Eleven trials (=80,928 patients) were included. Compared with the placebo, SGLT2is reduced the risk of the composite kidney end point by 41% (HR, 0.59; 95% CI, 0.42 to 0.83) in heart failure with reduced ejection fraction, 36% (HR, 0.64; 95% CI, 0.55 to 0.73) in CKD, and 38% (HR, 0.62; 95% CI, 0.56 to 0.69) in type 2 diabetes mellitus. A similar pattern of benefit was observed in combinations of these comorbidities and in patients without baseline heart failure, CKD, or type 2 diabetes mellitus. SGLT2is slowed the rate of eGFR slope decline and reduced the risk of sustained doubling of serum creatinine by 36% (HR, 0.64; 95% CI, 0.56 to 0.72) in the overall population, and a consistent effect on kidney outcomes was observed in most subpopulations with available data.
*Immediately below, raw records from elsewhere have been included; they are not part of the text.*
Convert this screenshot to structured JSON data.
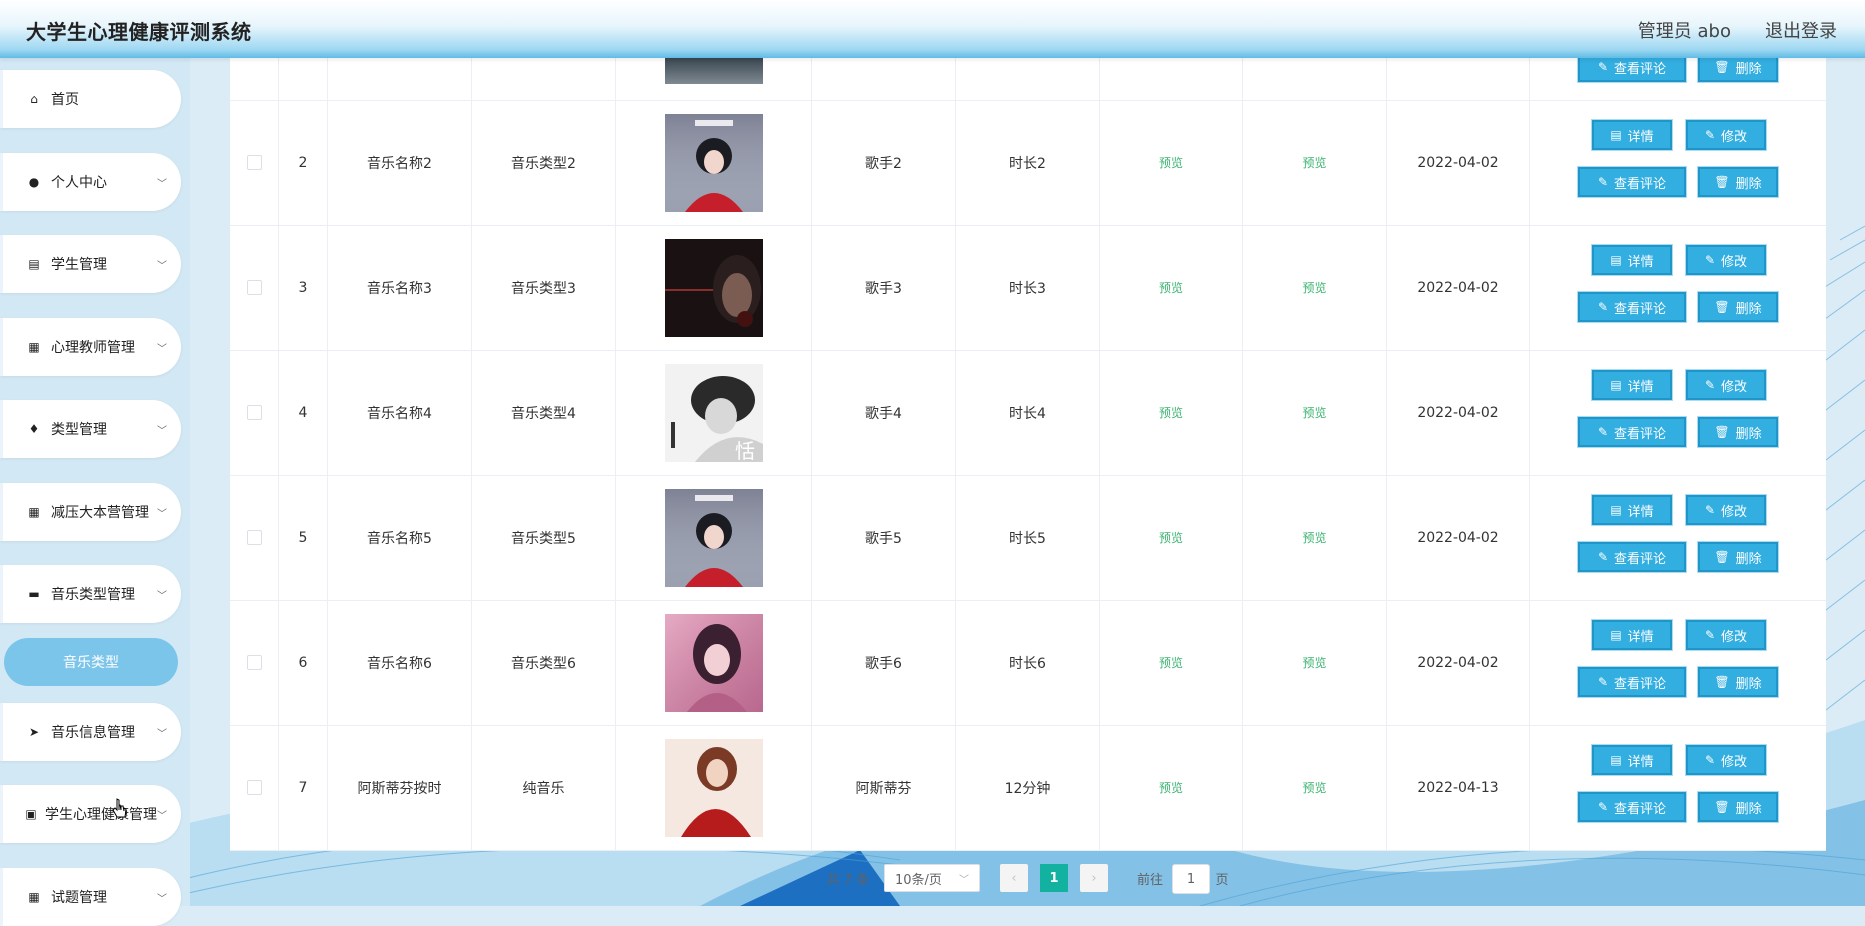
{
  "app": {
    "title": "大学生心理健康评测系统"
  },
  "header": {
    "user_label": "管理员 abo",
    "logout_label": "退出登录"
  },
  "sidebar": {
    "items": [
      {
        "label": "首页",
        "icon": "home-icon",
        "glyph": "⌂",
        "arrow": ""
      },
      {
        "label": "个人中心",
        "icon": "user-icon",
        "glyph": "●",
        "arrow": "﹀"
      },
      {
        "label": "学生管理",
        "icon": "clipboard-icon",
        "glyph": "▤",
        "arrow": "﹀"
      },
      {
        "label": "心理教师管理",
        "icon": "grid-icon",
        "glyph": "▦",
        "arrow": "﹀"
      },
      {
        "label": "类型管理",
        "icon": "bulb-icon",
        "glyph": "♦",
        "arrow": "﹀"
      },
      {
        "label": "减压大本营管理",
        "icon": "apps-icon",
        "glyph": "▦",
        "arrow": "﹀"
      },
      {
        "label": "音乐类型管理",
        "icon": "briefcase-icon",
        "glyph": "▬",
        "arrow": "﹀"
      },
      {
        "label": "音乐信息管理",
        "icon": "send-icon",
        "glyph": "➤",
        "arrow": "﹀"
      },
      {
        "label": "学生心理健康管理",
        "icon": "checklist-icon",
        "glyph": "▣",
        "arrow": "﹀"
      },
      {
        "label": "试题管理",
        "icon": "grid-icon",
        "glyph": "▦",
        "arrow": "﹀"
      }
    ],
    "submenu": {
      "label": "音乐类型"
    }
  },
  "table": {
    "rows": [
      {
        "index": "2",
        "name": "音乐名称2",
        "type": "音乐类型2",
        "singer": "歌手2",
        "duration": "时长2",
        "preview1": "预览",
        "preview2": "预览",
        "date": "2022-04-02",
        "cover": "cover-girl-red"
      },
      {
        "index": "3",
        "name": "音乐名称3",
        "type": "音乐类型3",
        "singer": "歌手3",
        "duration": "时长3",
        "preview1": "预览",
        "preview2": "预览",
        "date": "2022-04-02",
        "cover": "cover-man-dark"
      },
      {
        "index": "4",
        "name": "音乐名称4",
        "type": "音乐类型4",
        "singer": "歌手4",
        "duration": "时长4",
        "preview1": "预览",
        "preview2": "预览",
        "date": "2022-04-02",
        "cover": "cover-bw-portrait"
      },
      {
        "index": "5",
        "name": "音乐名称5",
        "type": "音乐类型5",
        "singer": "歌手5",
        "duration": "时长5",
        "preview1": "预览",
        "preview2": "预览",
        "date": "2022-04-02",
        "cover": "cover-girl-red"
      },
      {
        "index": "6",
        "name": "音乐名称6",
        "type": "音乐类型6",
        "singer": "歌手6",
        "duration": "时长6",
        "preview1": "预览",
        "preview2": "预览",
        "date": "2022-04-02",
        "cover": "cover-pink-woman"
      },
      {
        "index": "7",
        "name": "阿斯蒂芬按时",
        "type": "纯音乐",
        "singer": "阿斯蒂芬",
        "duration": "12分钟",
        "preview1": "预览",
        "preview2": "预览",
        "date": "2022-04-13",
        "cover": "cover-red-coat"
      }
    ],
    "buttons": {
      "detail": "详情",
      "edit": "修改",
      "comments": "查看评论",
      "delete": "删除"
    }
  },
  "pagination": {
    "total": "共 7 条",
    "page_size": "10条/页",
    "current_page": "1",
    "goto_label": "前往",
    "goto_value": "1",
    "page_suffix": "页"
  },
  "colors": {
    "accent": "#33aee1",
    "preview_green": "#3cb371",
    "active_page": "#13b2a0",
    "submenu": "#7cc5ea"
  }
}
SGLT2i improved kidney outcomes in cohorts with heart failure, CKD, and type 2 diabetes mellitus, and these effects were consistent across patients with different combinations of these comorbidities.
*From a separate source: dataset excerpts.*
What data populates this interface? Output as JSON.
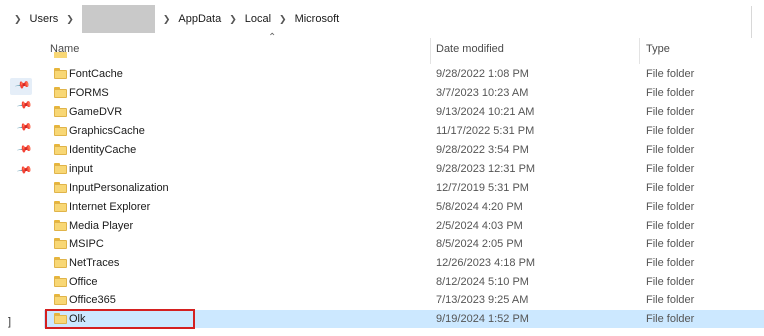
{
  "breadcrumb": {
    "items": [
      "Users",
      "AppData",
      "Local",
      "Microsoft"
    ]
  },
  "columns": {
    "name": "Name",
    "date_modified": "Date modified",
    "type": "Type"
  },
  "rows": [
    {
      "name": "FontCache",
      "date": "9/28/2022 1:08 PM",
      "type": "File folder"
    },
    {
      "name": "FORMS",
      "date": "3/7/2023 10:23 AM",
      "type": "File folder"
    },
    {
      "name": "GameDVR",
      "date": "9/13/2024 10:21 AM",
      "type": "File folder"
    },
    {
      "name": "GraphicsCache",
      "date": "11/17/2022 5:31 PM",
      "type": "File folder"
    },
    {
      "name": "IdentityCache",
      "date": "9/28/2022 3:54 PM",
      "type": "File folder"
    },
    {
      "name": "input",
      "date": "9/28/2023 12:31 PM",
      "type": "File folder"
    },
    {
      "name": "InputPersonalization",
      "date": "12/7/2019 5:31 PM",
      "type": "File folder"
    },
    {
      "name": "Internet Explorer",
      "date": "5/8/2024 4:20 PM",
      "type": "File folder"
    },
    {
      "name": "Media Player",
      "date": "2/5/2024 4:03 PM",
      "type": "File folder"
    },
    {
      "name": "MSIPC",
      "date": "8/5/2024 2:05 PM",
      "type": "File folder"
    },
    {
      "name": "NetTraces",
      "date": "12/26/2023 4:18 PM",
      "type": "File folder"
    },
    {
      "name": "Office",
      "date": "8/12/2024 5:10 PM",
      "type": "File folder"
    },
    {
      "name": "Office365",
      "date": "7/13/2023 9:25 AM",
      "type": "File folder"
    },
    {
      "name": "Olk",
      "date": "9/19/2024 1:52 PM",
      "type": "File folder",
      "selected": true
    }
  ],
  "icons": {
    "folder": "folder-icon",
    "pin": "pin-icon",
    "chevron": "chevron-right-icon",
    "sort": "sort-up-icon"
  },
  "colors": {
    "selection": "#cce8ff",
    "folder": "#f8d775",
    "highlight_box": "#d42020"
  }
}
钠-葡萄糖协同转运蛋白2(SGLT2)抑制剂减缓了心力衰竭、慢性肾脏病(CKD)和2型糖尿病患者以及这些疾病多种共病组合患者的估算肾小球滤过率(eGFR)斜率下降速率。SGLT2抑制剂降低了所有疾病状态和不同共病组合患者的肾脏复合结局风险,但射血分数保留的心力衰竭患者和无2型糖尿病的心力衰竭患者除外。研究发现,SGLT2抑制剂可降低2型糖尿病患者以及CKD患者的肾衰竭风险。
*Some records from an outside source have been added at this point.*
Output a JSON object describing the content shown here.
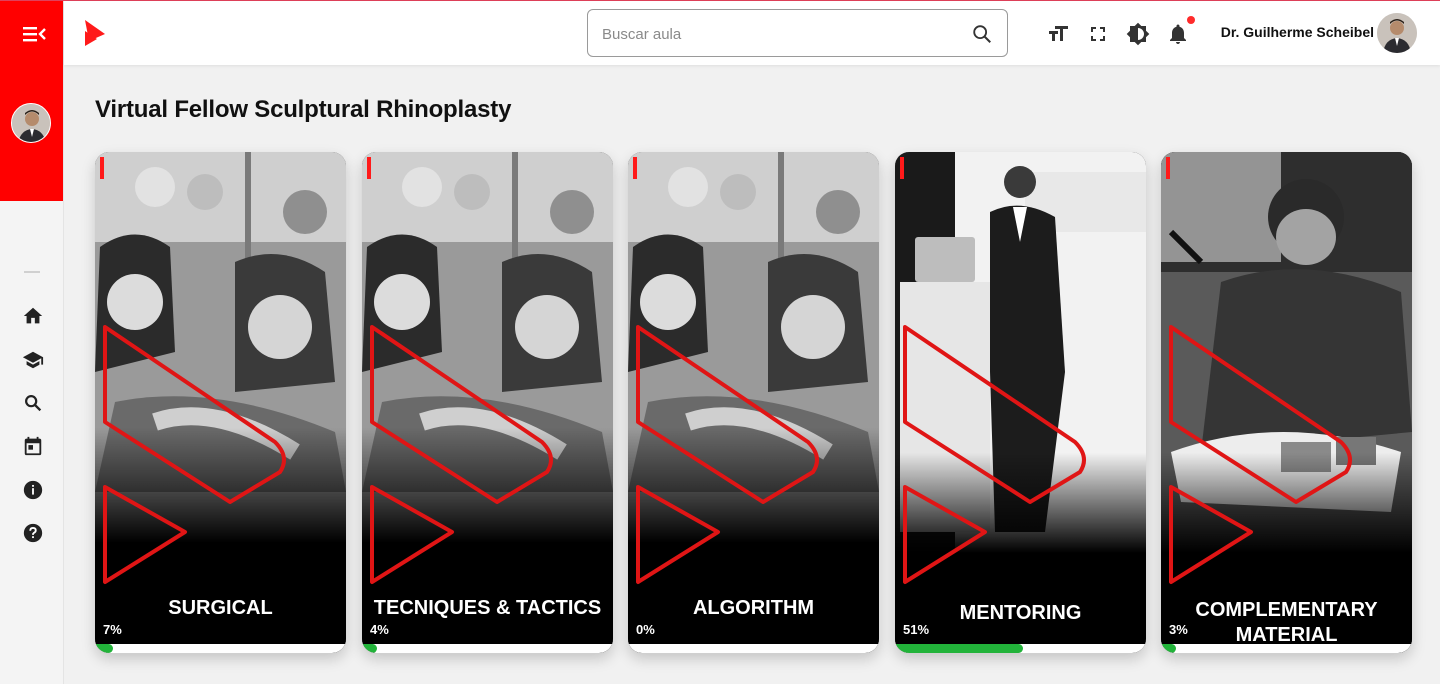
{
  "header": {
    "search_placeholder": "Buscar aula",
    "user_name": "Dr. Guilherme Scheibel",
    "has_notification": true,
    "icons": [
      "text-size-icon",
      "fullscreen-icon",
      "brightness-icon",
      "bell-icon",
      "search-icon"
    ]
  },
  "sidebar": {
    "items": [
      {
        "icon": "home-icon"
      },
      {
        "icon": "courses-icon"
      },
      {
        "icon": "search-icon"
      },
      {
        "icon": "calendar-icon"
      },
      {
        "icon": "info-icon"
      },
      {
        "icon": "help-icon"
      }
    ]
  },
  "main": {
    "title": "Virtual Fellow Sculptural Rhinoplasty",
    "cards": [
      {
        "title": "SURGICAL",
        "progress_label": "7%",
        "progress": 0.07
      },
      {
        "title": "TECNIQUES & TACTICS",
        "progress_label": "4%",
        "progress": 0.04
      },
      {
        "title": "ALGORITHM",
        "progress_label": "0%",
        "progress": 0.0
      },
      {
        "title": "MENTORING",
        "progress_label": "51%",
        "progress": 0.51
      },
      {
        "title": "COMPLEMENTARY MATERIAL",
        "progress_label": "3%",
        "progress": 0.03
      }
    ]
  },
  "colors": {
    "brand_red": "#ff0000",
    "progress_green": "#22b33a",
    "notification_dot": "#ff2b2b"
  }
}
钠-葡萄糖协同转运蛋白2抑制剂(SGLT2i)对心力衰竭、CKD和2型糖尿病不同组合患者肾脏结局的影响尚未量化。
检索截至2023年12月的PubMed和Scopus数据库,以获取SGLT2i在心力衰竭、CKD或2型糖尿病患者中进行的安慰剂对照试验的一级和二级分析。感兴趣的结局包括复合肾脏终点(eGFR<15 ml/min/1.73 m²、血清肌酐持续翻倍、eGFR不同百分比变化以及需要进行肾脏替代治疗[KRT])、eGFR斜率下降速率和蛋白尿进展情况。将风险比(HR)及其95%置信区间(CI)提取到Excel表格中,然后通过Review Manager(5.3版,Cochrane协作网)使用随机效应模型对结果进行汇总。
纳入了11项试验(n=80928例患者)。与安慰剂相比,SGLT2i在射血分数降低的心力衰竭患者中使复合肾脏终点风险降低41%(HR,0.59;95%CI,0.42至0.83),在CKD患者中降低36%(HR,0.64;95%CI,0.55至0.73),在2型糖尿病患者中降低38%(HR,0.62;95%CI,0.56至0.69)。在这些共病的组合中以及无基线心力衰竭、CKD或2型糖尿病的患者中也观察到了类似的获益模式。SGLT2i减缓了eGFR斜率下降速率,并使总体人群中血清肌酐持续翻倍的风险降低36%(HR,0.64;95%CI,0.56至0.72),并且在大多数有可用数据的亚组中对肾脏结局观察到了一致的效果。
SGLT2i改善了心力衰竭、CKD和2型糖尿病队列患者的肾脏结局,并且这些效应在这些共病不同组合的患者中是一致的。